Several Basic Spark Commands

We have several basic commands that you will see again and again in these scripts.

Filtering

.keepValidPages()

This keeps only pages that are encoded as text/html, end with htm or html file extensions, do not have a null crawldate, and are not a robots.txt file. When doing text or link analysis, you want to work with the HTML pages themselves.

.keepMimeTypes()

This allows you to specify file types that you're interested in keeping. The opposite command is .discardMimeTypes.

.keepDate()

This command allows you to specify specific dates that you are interest in keeping. If you were dealing with a large number of WARCs and only wanted to keep files from October 10th 2005, you would pass .keepDate("20051010").
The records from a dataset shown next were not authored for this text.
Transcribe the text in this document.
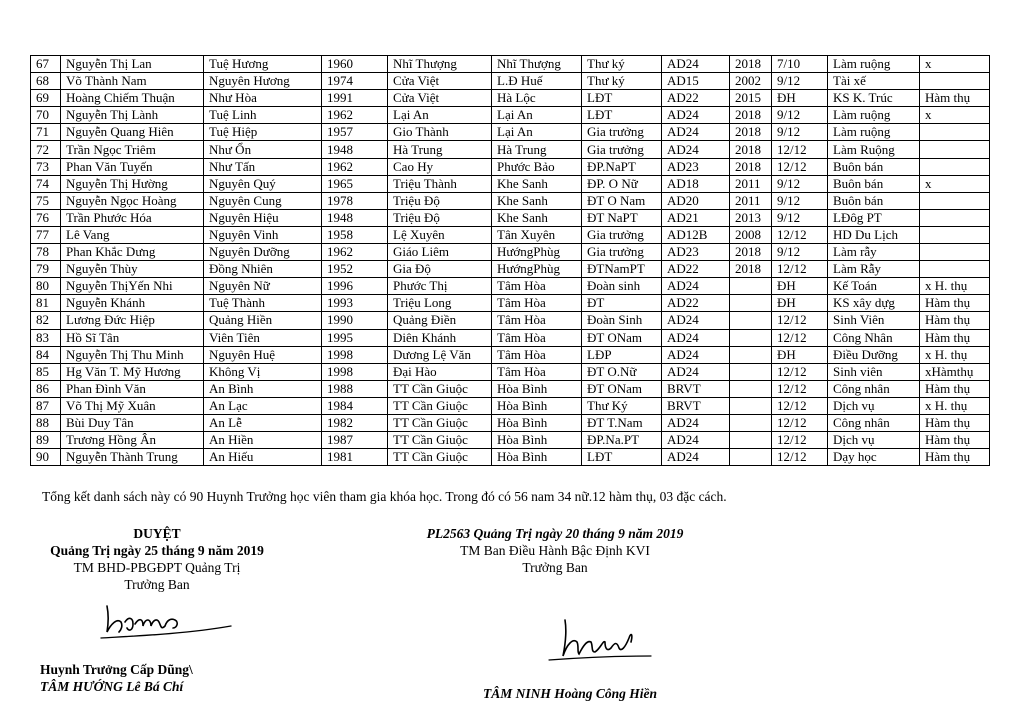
67	Nguyễn Thị Lan	Tuệ Hương	1960	Nhĩ Thượng	Nhĩ Thượng	Thư ký	AD24	2018	7/10	Làm ruộng	x
68	Võ Thành Nam	Nguyên Hương	1974	Cửa Việt	L.Đ Huế	Thư ký	AD15	2002	9/12	Tài xế	
69	Hoàng Chiếm Thuận	Như Hòa	1991	Cửa Việt	Hà Lộc	LĐT	AD22	2015	ĐH	KS K. Trúc	Hàm thụ
70	Nguyễn Thị Lành	Tuệ Linh	1962	Lại An	Lại An	LĐT	AD24	2018	9/12	Làm ruộng	x
71	Nguyễn Quang Hiên	Tuệ Hiệp	1957	Gio Thành	Lại An	Gia trưởng	AD24	2018	9/12	Làm ruộng	
72	Trần Ngọc Triêm	Như Ổn	1948	Hà Trung	Hà Trung	Gia trưởng	AD24	2018	12/12	Làm Ruộng	
73	Phan Văn Tuyến	Như Tấn	1962	Cao Hy	Phước Bảo	ĐP.NaPT	AD23	2018	12/12	Buôn bán	
74	Nguyễn Thị Hường	Nguyên Quý	1965	Triệu Thành	Khe Sanh	ĐP. O Nữ	AD18	2011	9/12	Buôn bán	x
75	Nguyễn Ngọc Hoàng	Nguyên Cung	1978	Triệu Độ	Khe Sanh	ĐT O Nam	AD20	2011	9/12	Buôn bán	
76	Trần Phước Hóa	Nguyên Hiệu	1948	Triệu Độ	Khe Sanh	ĐT NaPT	AD21	2013	9/12	LĐôg PT	
77	Lê Vang	Nguyên Vinh	1958	Lệ Xuyên	Tân Xuyên	Gia trưởng	AD12B	2008	12/12	HD Du Lịch	
78	Phan Khắc Dưng	Nguyên Dưỡng	1962	Giáo Liêm	HướngPhùg	Gia trưởng	AD23	2018	9/12	Làm rẫy	
79	Nguyễn Thùy	Đồng Nhiên	1952	Gia Độ	HướngPhùg	ĐTNamPT	AD22	2018	12/12	Làm Rẫy	
80	Nguyễn ThịYến Nhi	Nguyên Nữ	1996	Phước Thị	Tâm Hòa	Đoàn sinh	AD24		ĐH	Kế Toán	x H. thụ
81	Nguyễn Khánh	Tuệ Thành	1993	Triệu Long	Tâm Hòa	ĐT	AD22		ĐH	KS xây dựg	Hàm thụ
82	Lương Đức Hiệp	Quảng Hiền	1990	Quảng Điền	Tâm Hòa	Đoàn Sinh	AD24		12/12	Sinh Viên	Hàm thụ
83	Hồ Sĩ Tân	Viên Tiên	1995	Diên Khánh	Tâm Hòa	ĐT ONam	AD24		12/12	Công Nhân	Hàm thụ
84	Nguyễn Thị Thu Minh	Nguyên Huệ	1998	Dương Lệ Văn	Tâm Hòa	LĐP	AD24		ĐH	Điều Dưỡng	x H. thụ
85	Hg Văn T. Mỹ Hương	Không Vị	1998	Đại Hào	Tâm Hòa	ĐT O.Nữ	AD24		12/12	Sinh viên	xHàmthụ
86	Phan Đình Văn	An Bình	1988	TT Cần Giuộc	Hòa Bình	ĐT ONam	BRVT		12/12	Công nhân	Hàm thụ
87	Võ Thị Mỹ Xuân	An Lạc	1984	TT Cần Giuộc	Hòa Bình	Thư Ký	BRVT		12/12	Dịch vụ	x H. thụ
88	Bùi Duy Tân	An Lễ	1982	TT Cần Giuộc	Hòa Bình	ĐT T.Nam	AD24		12/12	Công nhân	Hàm thụ
89	Trương Hồng Ân	An Hiền	1987	TT Cần Giuộc	Hòa Bình	ĐP.Na.PT	AD24		12/12	Dịch vụ	Hàm thụ
90	Nguyễn Thành Trung	An Hiếu	1981	TT Cần Giuộc	Hòa Bình	LĐT	AD24		12/12	Dạy học	Hàm thụ
Tổng kết danh sách này có 90 Huynh Trưởng học viên tham gia khóa học. Trong đó có 56 nam 34 nữ.12 hàm thụ, 03 đặc cách.
DUYỆT
Quảng Trị ngày 25 tháng 9 năm 2019
TM BHD-PBGĐPT Quảng Trị
Trưởng Ban
Huynh Trưởng Cấp Dũng\
TÂM HƯỚNG Lê Bá Chí
PL2563 Quảng Trị ngày 20 tháng 9 năm 2019
TM Ban Điều Hành Bậc Định KVI
Trưởng Ban
TÂM NINH Hoàng Công Hiền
The opposite command is .discardDate().

.keepDomains()

This command allows you to specify specific domains that you are interested in keeping. If you were dealing with a large number of WARCs and only wanted to keep domains from the Green Party of Canada, you would pass .keepDomains(Set("greenparty.ca")). The opposite command is .discardDomains().

.keepUrls()

This is a similar command to above but on URLs not just domains. The opposite command is .discardUrls().

.keepUrlPatterns():

This command allows you to specify URL patterns for records you wish to keep. The patterns must be regular expression objects. You can generate a regular expression object by appending .r to the end of a string. E.g., keepUrlPatterns(Set("http://www.archive.org/about/.*".r)) will keep all records with URLs beginning with http://www.archive.org/about/. The opposite command is .discardUrlPatterns(). (Remember that the dot has special meaning in a regular expression, so if you wished to keep all URLs beginning with http://www. you would need to escape the dot by specifying keepUrlPatterns(Set("http://www\\..*".r)).) If you want to make this case insensitive, use (?i), e.g. keepUrlPatterns(Set("(?i)http://www.archive.org/about/.*".r)).

.keepLanguages()

This allows you to keep only pages that are written in a specified language. It uses the ISO 639.2 language codes; currently it supports the following langauges: da, de, et, el, en, es, fi, fr, hu, is, it, lt, nl, no, pl, pt, ru, sv, th. If you wanted to keep only pages in French and German, you would do .keepLanguages(Set("fr", "de")). Language detection is somewhat resource-intensive on a large collection, so run your other filters first.

.keepContent()

This command allows you to keep only pages that contain a given keyword. The opposite command is .discardContent().